The Mahasiddha and His Idiot Servant 


additionally

http://radiofreeshambhala.org/2010/12/the-wheel/
  1. John Perks on December 20th, 2010 9:11 pm
    I was very interested in Mr. Castlebury’s comments. Many times when we talk about Chogyam Trungpa Rinpoche, we talk about the magic of his actions. But it’s very important, I think, for one to look at the nature of one’s own mind in terms of what Rinpoche was saying, or acting on. Most of the time I did not understand what his actions were saying on-the-spot. So it’s taken many years of replaying the situation and trying to remember the state of my mind at the time. And I think that this is possibly what’s led to my label as narcissistic, which by the way, I don’t mind. I’m limited by the ability of my own mind to understand my own actions.
    Thanks to Mr. Castlebury I had to think about that. So I would like to tell the story of the killing of the bird from the point of view of where my mind was at the time, and how Trungpa Rinpoche worked on-the-spot with that, which I suppose you could call magic.
    At that time I was invested very heavily in being a Buddhist. That is, I wanted to become a compassionate, loving, kind person. So in order to do that, I had to shun much of my previous conditions, and take on the aspects of being a Buddhist. My former lives of hunting and killing did not fit in to my new Buddhist approach. So I just switched it off. Trungpa Rinpoche had been asking me to take him hunting. This I refused to do because I was now a Buddhist. It was my practice as a Buddhist to feed all the little birds on the outside with crumbs and seeds from the house, whereupon I would stand in front of the window and feel great about how wonderful I was to be providing for these little beings.

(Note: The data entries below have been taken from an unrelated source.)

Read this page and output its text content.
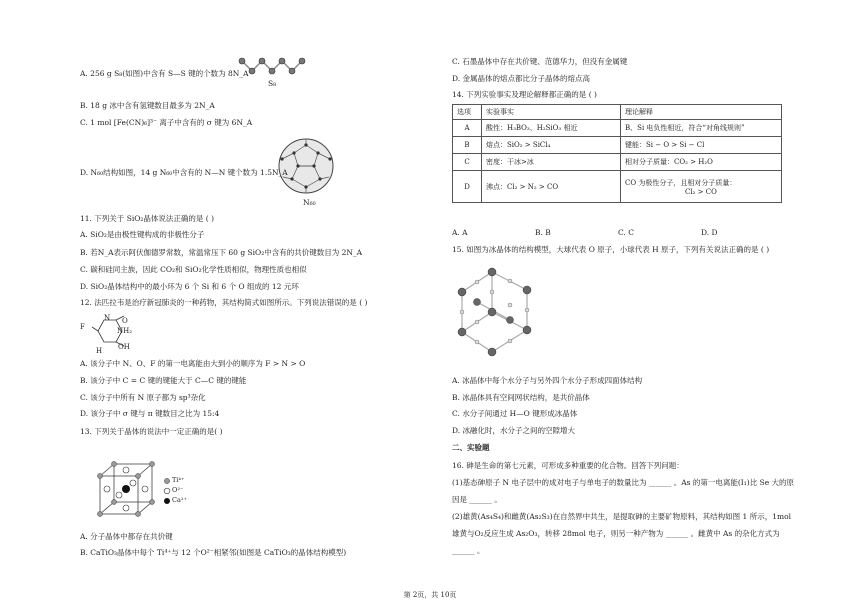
A. 256 g S₈(如图)中含有 S—S 键的个数为 8N_A
S₈
B. 18 g 冰中含有氢键数目最多为 2N_A
C. 1 mol [Fe(CN)₆]³⁻ 离子中含有的 σ 键为 6N_A
N₆₀
D. N₆₀结构如图，14 g N₆₀中含有的 N—N 键个数为 1.5N_A
11. 下列关于 SiO₂晶体说法正确的是 ( )
A. SiO₂是由极性键构成的非极性分子
B. 若N_A表示阿伏伽德罗常数，常温常压下 60 g SiO₂中含有的共价键数目为 2N_A
C. 碳和硅同主族，因此 CO₂和 SiO₂化学性质相似，物理性质也相似
D. SiO₂晶体结构中的最小环为 6 个 Si 和 6 个 O 组成的 12 元环
12. 法匹拉韦是治疗新冠肺炎的一种药物，其结构简式如图所示。下列说法错误的是 ( )
F
N
NH₂
O
OH
H
A. 该分子中 N、O、F 的第一电离能由大到小的顺序为 F > N > O
B. 该分子中 C = C 键的键能大于 C—C 键的键能
C. 该分子中所有 N 原子都为 sp³杂化
D. 该分子中 σ 键与 π 键数目之比为 15:4
13. 下列关于晶体的说法中一定正确的是( )
Ti⁴⁺
O²⁻
Ca²⁺
A. 分子晶体中都存在共价键
B. CaTiO₃晶体中每个 Ti⁴⁺与 12 个O²⁻相紧邻(如图是 CaTiO₃的晶体结构模型)
C. 石墨晶体中存在共价键、范德华力，但没有金属键
D. 金属晶体的熔点都比分子晶体的熔点高
14. 下列实验事实及理论解释都正确的是 ( )
选项	实验事实	理论解释
A	酸性：H₃BO₃、H₂SiO₃ 相近	B、Si 电负性相近，符合“对角线规则”
B	熔点：SiO₂ > SiCl₄	键能：Si − O > Si − Cl
C	密度：干冰>冰	相对分子质量：CO₂ > H₂O
D	沸点：Cl₂ > N₂ > CO	CO 为极性分子，且相对分子质量：
Cl₂ > CO
A. A	B. B	C. C	D. D
15. 如图为冰晶体的结构模型，大球代表 O 原子，小球代表 H 原子，下列有关说法正确的是 ( )
A. 冰晶体中每个水分子与另外四个水分子形成四面体结构
B. 冰晶体具有空间网状结构，是共价晶体
C. 水分子间通过 H—O 键形成冰晶体
D. 冰融化时，水分子之间的空隙增大
二、实验题
16. 砷是生命的第七元素，可形成多种重要的化合物。回答下列问题：
(1)基态砷原子 N 电子层中的成对电子与单电子的数量比为 ______ 。As 的第一电离能(I₁)比 Se 大的原
因是 ______ 。
(2)雄黄(As₄S₄)和雌黄(As₂S₃)在自然界中共生，是提取砷的主要矿物原料，其结构如图 1 所示，1mol
雄黄与O₂反应生成 As₂O₃，转移 28mol 电子，则另一种产物为 ______ 。雌黄中 As 的杂化方式为
______ 。
第 2页，共 10页
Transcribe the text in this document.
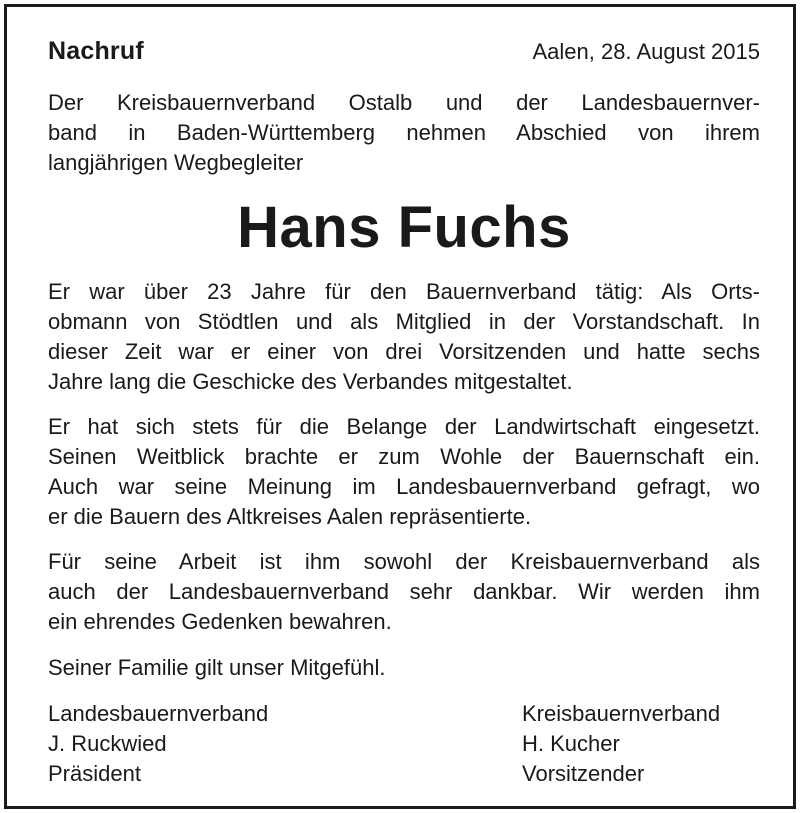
Nachruf	Aalen, 28. August 2015

Der Kreisbauernverband Ostalb und der Landesbauernver-
band in Baden-Württemberg nehmen Abschied von ihrem
langjährigen Wegbegleiter

Hans Fuchs

Er war über 23 Jahre für den Bauernverband tätig: Als Orts-
obmann von Stödtlen und als Mitglied in der Vorstandschaft. In
dieser Zeit war er einer von drei Vorsitzenden und hatte sechs
Jahre lang die Geschicke des Verbandes mitgestaltet.

Er hat sich stets für die Belange der Landwirtschaft eingesetzt.
Seinen Weitblick brachte er zum Wohle der Bauernschaft ein.
Auch war seine Meinung im Landesbauernverband gefragt, wo
er die Bauern des Altkreises Aalen repräsentierte.

Für seine Arbeit ist ihm sowohl der Kreisbauernverband als
auch der Landesbauernverband sehr dankbar. Wir werden ihm
ein ehrendes Gedenken bewahren.

Seiner Familie gilt unser Mitgefühl.

Landesbauernverband
J. Ruckwied
Präsident
Kreisbauernverband
H. Kucher
Vorsitzender
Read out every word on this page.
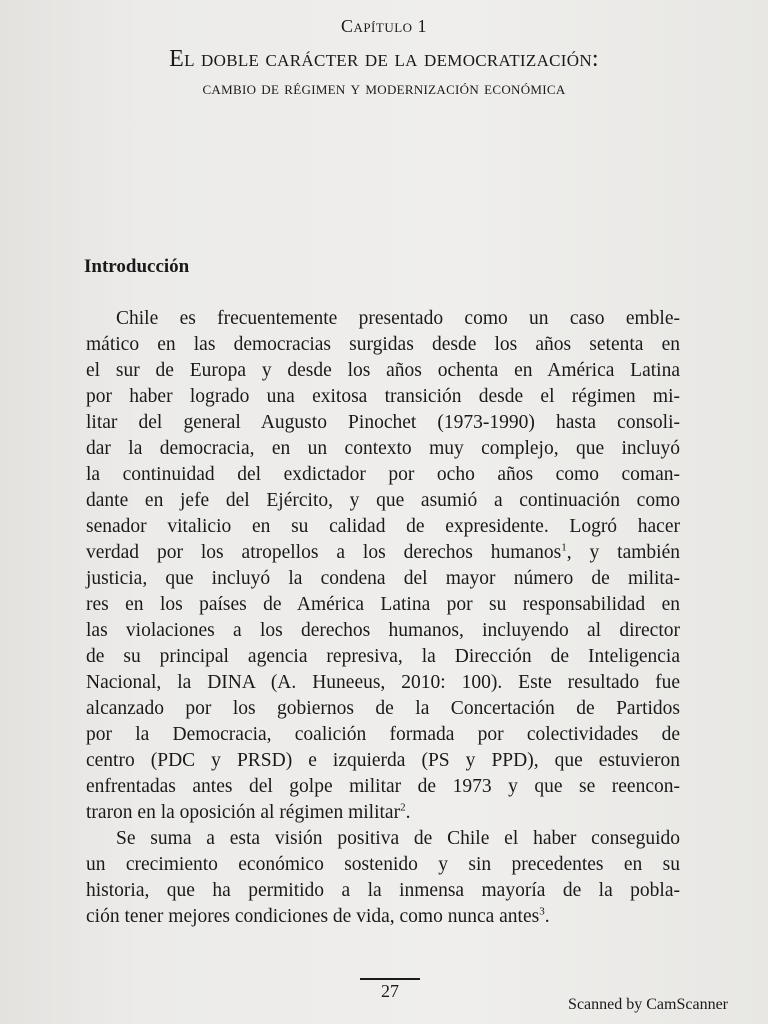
Capítulo 1
El doble carácter de la democratización:
cambio de régimen y modernización económica
Introducción
Chile es frecuentemente presentado como un caso emble-
mático en las democracias surgidas desde los años setenta en
el sur de Europa y desde los años ochenta en América Latina
por haber logrado una exitosa transición desde el régimen mi-
litar del general Augusto Pinochet (1973-1990) hasta consoli-
dar la democracia, en un contexto muy complejo, que incluyó
la continuidad del exdictador por ocho años como coman-
dante en jefe del Ejército, y que asumió a continuación como
senador vitalicio en su calidad de expresidente. Logró hacer
verdad por los atropellos a los derechos humanos$^1$, y también
justicia, que incluyó la condena del mayor número de milita-
res en los países de América Latina por su responsabilidad en
las violaciones a los derechos humanos, incluyendo al director
de su principal agencia represiva, la Dirección de Inteligencia
Nacional, la DINA (A. Huneeus, 2010: 100). Este resultado fue
alcanzado por los gobiernos de la Concertación de Partidos
por la Democracia, coalición formada por colectividades de
centro (PDC y PRSD) e izquierda (PS y PPD), que estuvieron
enfrentadas antes del golpe militar de 1973 y que se reencon-
traron en la oposición al régimen militar$^2$.
Se suma a esta visión positiva de Chile el haber conseguido
un crecimiento económico sostenido y sin precedentes en su
historia, que ha permitido a la inmensa mayoría de la pobla-
ción tener mejores condiciones de vida, como nunca antes$^3$.
27
Scanned by CamScanner
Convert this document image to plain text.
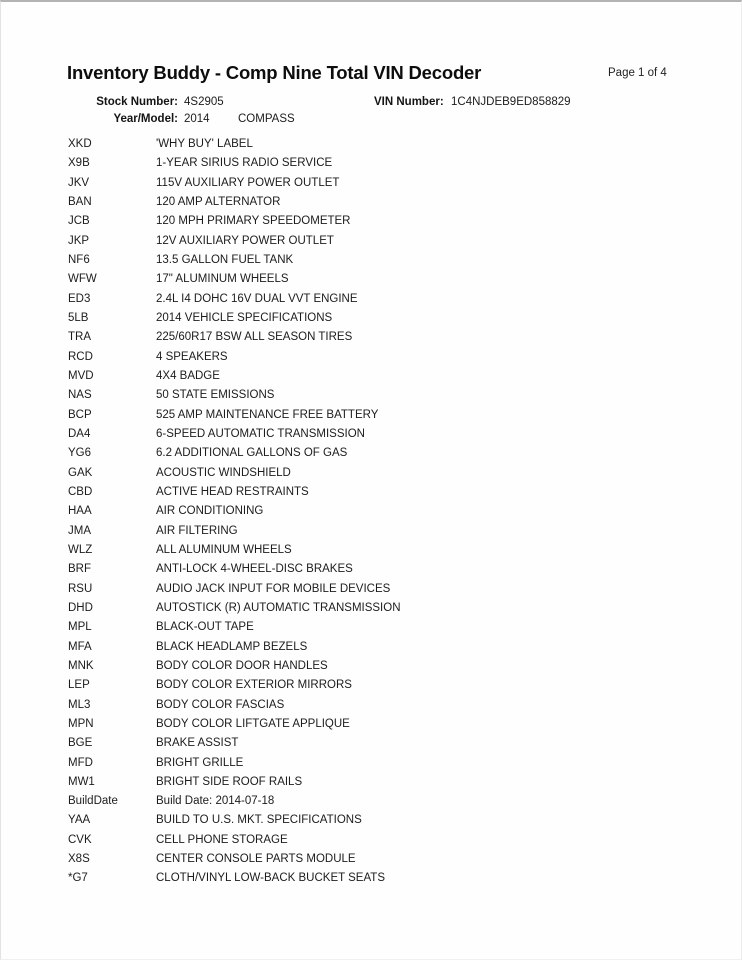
Inventory Buddy - Comp Nine Total VIN Decoder	Page 1 of 4
Stock Number: 4S2905	VIN Number: 1C4NJDEB9ED858829
Year/Model: 2014 COMPASS
XKD	'WHY BUY' LABEL
X9B	1-YEAR SIRIUS RADIO SERVICE
JKV	115V AUXILIARY POWER OUTLET
BAN	120 AMP ALTERNATOR
JCB	120 MPH PRIMARY SPEEDOMETER
JKP	12V AUXILIARY POWER OUTLET
NF6	13.5 GALLON FUEL TANK
WFW	17" ALUMINUM WHEELS
ED3	2.4L I4 DOHC 16V DUAL VVT ENGINE
5LB	2014 VEHICLE SPECIFICATIONS
TRA	225/60R17 BSW ALL SEASON TIRES
RCD	4 SPEAKERS
MVD	4X4 BADGE
NAS	50 STATE EMISSIONS
BCP	525 AMP MAINTENANCE FREE BATTERY
DA4	6-SPEED AUTOMATIC TRANSMISSION
YG6	6.2 ADDITIONAL GALLONS OF GAS
GAK	ACOUSTIC WINDSHIELD
CBD	ACTIVE HEAD RESTRAINTS
HAA	AIR CONDITIONING
JMA	AIR FILTERING
WLZ	ALL ALUMINUM WHEELS
BRF	ANTI-LOCK 4-WHEEL-DISC BRAKES
RSU	AUDIO JACK INPUT FOR MOBILE DEVICES
DHD	AUTOSTICK (R) AUTOMATIC TRANSMISSION
MPL	BLACK-OUT TAPE
MFA	BLACK HEADLAMP BEZELS
MNK	BODY COLOR DOOR HANDLES
LEP	BODY COLOR EXTERIOR MIRRORS
ML3	BODY COLOR FASCIAS
MPN	BODY COLOR LIFTGATE APPLIQUE
BGE	BRAKE ASSIST
MFD	BRIGHT GRILLE
MW1	BRIGHT SIDE ROOF RAILS
BuildDate	Build Date: 2014-07-18
YAA	BUILD TO U.S. MKT. SPECIFICATIONS
CVK	CELL PHONE STORAGE
X8S	CENTER CONSOLE PARTS MODULE
*G7	CLOTH/VINYL LOW-BACK BUCKET SEATS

    Trungpa Rinpoche came into the kitchen and seeing me looking out of the window at these birds, started to jump around and say, “I want to kill something. I am a monk and I have never killed anything,” whereupon he grabbed the .22 single-shot rifle that was in the kitchen, which we used for target practice to shoot things that I set up called maras. I became very alarmed at this and said, “No we can’t do that sir. We cannot kill.”
    And he said, “Well, I’m going to.”
    Seeing that there was no option I moved the rear sight of the rifle way out of line, so when he picked up the gun and shot, using the sights, the gun would be totally inaccurate. He did shoot, and of course did not hit anything. I did not know whether this was on purpose, but Max and I laughed a
  2. John Perks on December 20th, 2010 9:15 pm
    (continued)
    Seeing that there was no option I moved the rear sight of the rifle way out of line, so when he picked up the gun and shot, using the sights, the gun would be totally inaccurate. He did shoot, and of course did not hit anything. I did not know whether this was on purpose, but Max and I laughed and Rinpoche said to me, “Oh, you’re such an English gentleman, you couldn’t possibly kill anything.” At that point, I picked up the gun and without any hesitation I shot the bird. Trungpa Rinpoche was very surprised that I had done this. And at first he didn’t believe it until I went outside and showed him the dead body.
    I had no idea at the time what was going on. It was only after many years of replaying the scene that I had some understanding of what he was showing me about my fixation on Buddhism, amongst other things. Everything that Trungpa Rinpoche did was specifically on-the-spot teaching. Most of the time, practically all the time, I did not get it. And it was only after years of replaying the many scenes that I could even begin to understand what I was being shown.
    So I hope this will be of some help. And I thank Mr. Castlebury for his comments, which made me think about it again.